Dom Condeixa, professor do curso de Jornalismo da Unifesspa, também integra o grupo de pesquisa e coordena a assessoria de comunicação da universidade. Ele, que é uma pessoa trans masculina, reforça que divulgar os resultados é parte essencial do compromisso acadêmico com a sociedade, especialmente em uma região como Marabá e o sudeste do Pará, onde a visibilidade desse tema costuma ser ainda menor.
Condeixa afirma que, se os dados continuarem restritos ao meio acadêmico, deixam de cumprir sua função social.

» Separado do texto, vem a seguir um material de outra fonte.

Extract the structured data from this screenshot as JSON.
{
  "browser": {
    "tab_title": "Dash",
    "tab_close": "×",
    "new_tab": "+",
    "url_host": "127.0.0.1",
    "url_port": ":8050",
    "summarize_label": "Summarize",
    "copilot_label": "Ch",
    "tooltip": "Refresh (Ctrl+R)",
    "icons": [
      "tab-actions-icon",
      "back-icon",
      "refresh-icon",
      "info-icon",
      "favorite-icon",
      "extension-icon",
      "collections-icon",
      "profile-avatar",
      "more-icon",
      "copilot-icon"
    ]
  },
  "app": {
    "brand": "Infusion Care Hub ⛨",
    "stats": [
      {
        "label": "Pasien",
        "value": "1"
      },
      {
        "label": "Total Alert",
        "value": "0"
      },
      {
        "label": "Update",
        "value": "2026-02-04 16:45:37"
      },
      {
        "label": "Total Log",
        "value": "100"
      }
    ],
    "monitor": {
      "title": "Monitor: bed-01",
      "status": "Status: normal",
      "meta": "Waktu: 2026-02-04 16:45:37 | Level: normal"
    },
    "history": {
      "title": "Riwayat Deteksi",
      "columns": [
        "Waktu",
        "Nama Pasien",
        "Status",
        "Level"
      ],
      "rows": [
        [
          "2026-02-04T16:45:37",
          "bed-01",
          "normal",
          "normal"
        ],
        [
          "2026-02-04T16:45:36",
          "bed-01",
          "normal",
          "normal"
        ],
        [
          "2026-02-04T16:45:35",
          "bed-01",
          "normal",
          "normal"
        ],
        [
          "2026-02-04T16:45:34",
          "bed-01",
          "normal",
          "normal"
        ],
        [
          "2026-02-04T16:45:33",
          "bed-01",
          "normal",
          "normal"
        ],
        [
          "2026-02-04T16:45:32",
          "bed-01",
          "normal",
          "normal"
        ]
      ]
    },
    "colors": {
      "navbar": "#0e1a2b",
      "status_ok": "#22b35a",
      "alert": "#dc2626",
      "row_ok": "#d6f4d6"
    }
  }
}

“As pesquisas feitas na universidade precisam sair do campus, senão morrem dentro dela. É essencial tornar públicos os resultados, especialmente quando falamos da saúde mental de pessoas trans, travestis e não-binárias. A comunidade costuma ser vista como marginalizada, estigmatizada. Ao compartilhar dados concretos, mostramos o impacto da transfobia e damos visibilidade à dor real dessa população”, reflete.
Ele lembra que muitas vezes se atribui à “marginalização individual” os problemas dessa população, ignorando fatores estruturais como a exclusão social, desigualdades de acesso à saúde, educação e mercado de trabalho, e violência sistemática.
Segundo ele, tornar públicos os dados não é apenas um ato técnico: é uma oportunidade de mobilizar empatia e sensibilizar famílias, escolas, serviços de saúde e gestores públicos para a urgência de políticas de proteção, inclusão e apoio psicológico. Afinal, o que os números de mortes violentas mostram é apenas a ponta do iceberg, antes da tragédia, há sofrimento, medo e invisibilização.
“Estudos sobre saúde mental costumam ser subestimados, mas, quando trouxemos dados sobre pessoas trans, travestis e não binárias, sentimos que era um movimento necessário. Se depender só de artigos acadêmicos, poucos verão. Trazer esses resultados à luz dá esperança de que a sociedade entenda: são seres humanos sofrendo, como qualquer outro”, conclui.
Gabi, Caio e Dom ressaltam que a pesquisa segue em andamento. Já há um preprint publicado e há planos para aprofundar as análises regionais e ampliar a produção de materiais acessíveis ao público. Eles defendem que os dados até agora disponíveis apontam de forma inequívoca para a necessidade urgente de políticas públicas voltadas à saúde mental, ao combate à transfobia e ao fortalecimento de redes de apoio para pessoas trans e não-binárias.
Para a equipe de pesquisadores, este trabalho representa um avanço significativo na produção científica sobre o tema no Brasil e reafirma o papel da universidade como espaço de investigação, acolhimento e transformação social.